Im Juni 1940 wurde Frankreich von der Wehrmacht überrannt. Um weitere Verluste zu vermeiden, die Souveränität zu erhalten und bei der erwarteten nationalsozialistischen Umgestaltung Europas nicht zu kurz zu kommen, schloß die Vichy-Regierung unter Marschall Pétain Frieden mit Hitler - und zahlte dafür einen hohen Preis. Sie verabschiedete sich von demokratischen Prinzipien und zeigte sich bei der Judenverfolgung entsetzlich kooperativ. Dieses Entgegenkommen konnte nicht verhindern, daß auch Frankreich zum Schauplatz nationalsozialistischer Bestialität wurde. Insbesondere Oradour, wo im Juni 1944 Angehörige der SS-Division "Das Reich" 642 Personen niedermetzelten, wurde zum Inbegriff des Besatzungsterrors.

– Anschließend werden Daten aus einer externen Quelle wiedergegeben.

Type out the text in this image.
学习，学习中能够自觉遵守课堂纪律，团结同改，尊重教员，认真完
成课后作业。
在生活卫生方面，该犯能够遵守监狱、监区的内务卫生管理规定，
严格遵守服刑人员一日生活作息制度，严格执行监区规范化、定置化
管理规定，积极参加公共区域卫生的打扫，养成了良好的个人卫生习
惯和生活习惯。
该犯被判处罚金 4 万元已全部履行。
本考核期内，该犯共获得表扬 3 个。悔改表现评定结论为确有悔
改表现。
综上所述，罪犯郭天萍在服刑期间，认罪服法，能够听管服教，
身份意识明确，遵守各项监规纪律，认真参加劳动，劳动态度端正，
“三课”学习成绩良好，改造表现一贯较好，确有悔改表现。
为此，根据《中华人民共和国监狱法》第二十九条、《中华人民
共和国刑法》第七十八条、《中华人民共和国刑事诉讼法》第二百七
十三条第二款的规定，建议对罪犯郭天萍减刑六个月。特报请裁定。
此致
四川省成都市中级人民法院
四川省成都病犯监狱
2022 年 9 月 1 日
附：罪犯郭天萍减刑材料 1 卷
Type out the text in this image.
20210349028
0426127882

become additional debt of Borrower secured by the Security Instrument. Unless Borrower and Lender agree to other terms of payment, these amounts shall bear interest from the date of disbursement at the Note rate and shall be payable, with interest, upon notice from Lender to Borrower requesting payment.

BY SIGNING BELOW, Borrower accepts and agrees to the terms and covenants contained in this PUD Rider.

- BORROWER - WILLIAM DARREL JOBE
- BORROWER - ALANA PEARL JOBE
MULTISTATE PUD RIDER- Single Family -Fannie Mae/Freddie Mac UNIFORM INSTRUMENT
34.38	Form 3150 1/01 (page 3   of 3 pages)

Noch bevor Frankreich von den Deutschen befreit war, stand für Charles de Gaulle fest, daß die Verbrechen - anders als nach dem Ersten Weltkrieg - nicht ungesühnt bleiben dürften. Schon im August 1944 hatte die provisorische Regierung die erste Verordnung erlassen, auf Grund welcher die Deutschen zur Verantwortung gezogen werden sollten. Allerdings stellte sich in den kommenden Jahrzehnten heraus, wie schwierig es ist, grenzenloses Unrecht mit rechtsstaatlichen Mitteln zu ahnden. In den seltensten Fällen waren die Schuldigen namhaft zu machen. Von insgesamt 20 000 registrierten Kriegsverbrechen konnten in 16 000 Fällen die Täter nicht ermittelt werden. Beeinträchtigt wurde die Suche durch die "Säuberungsmaßnahmen" innerhalb der französischen Gesellschaft. Da die Polizei prinzipiell unter Kollaborationsverdacht stand, kamen für die Rechercheabteilung nur weniger qualifizierte Mitarbeiter in Frage, was sich fatal auf die Effizienz auswirkte.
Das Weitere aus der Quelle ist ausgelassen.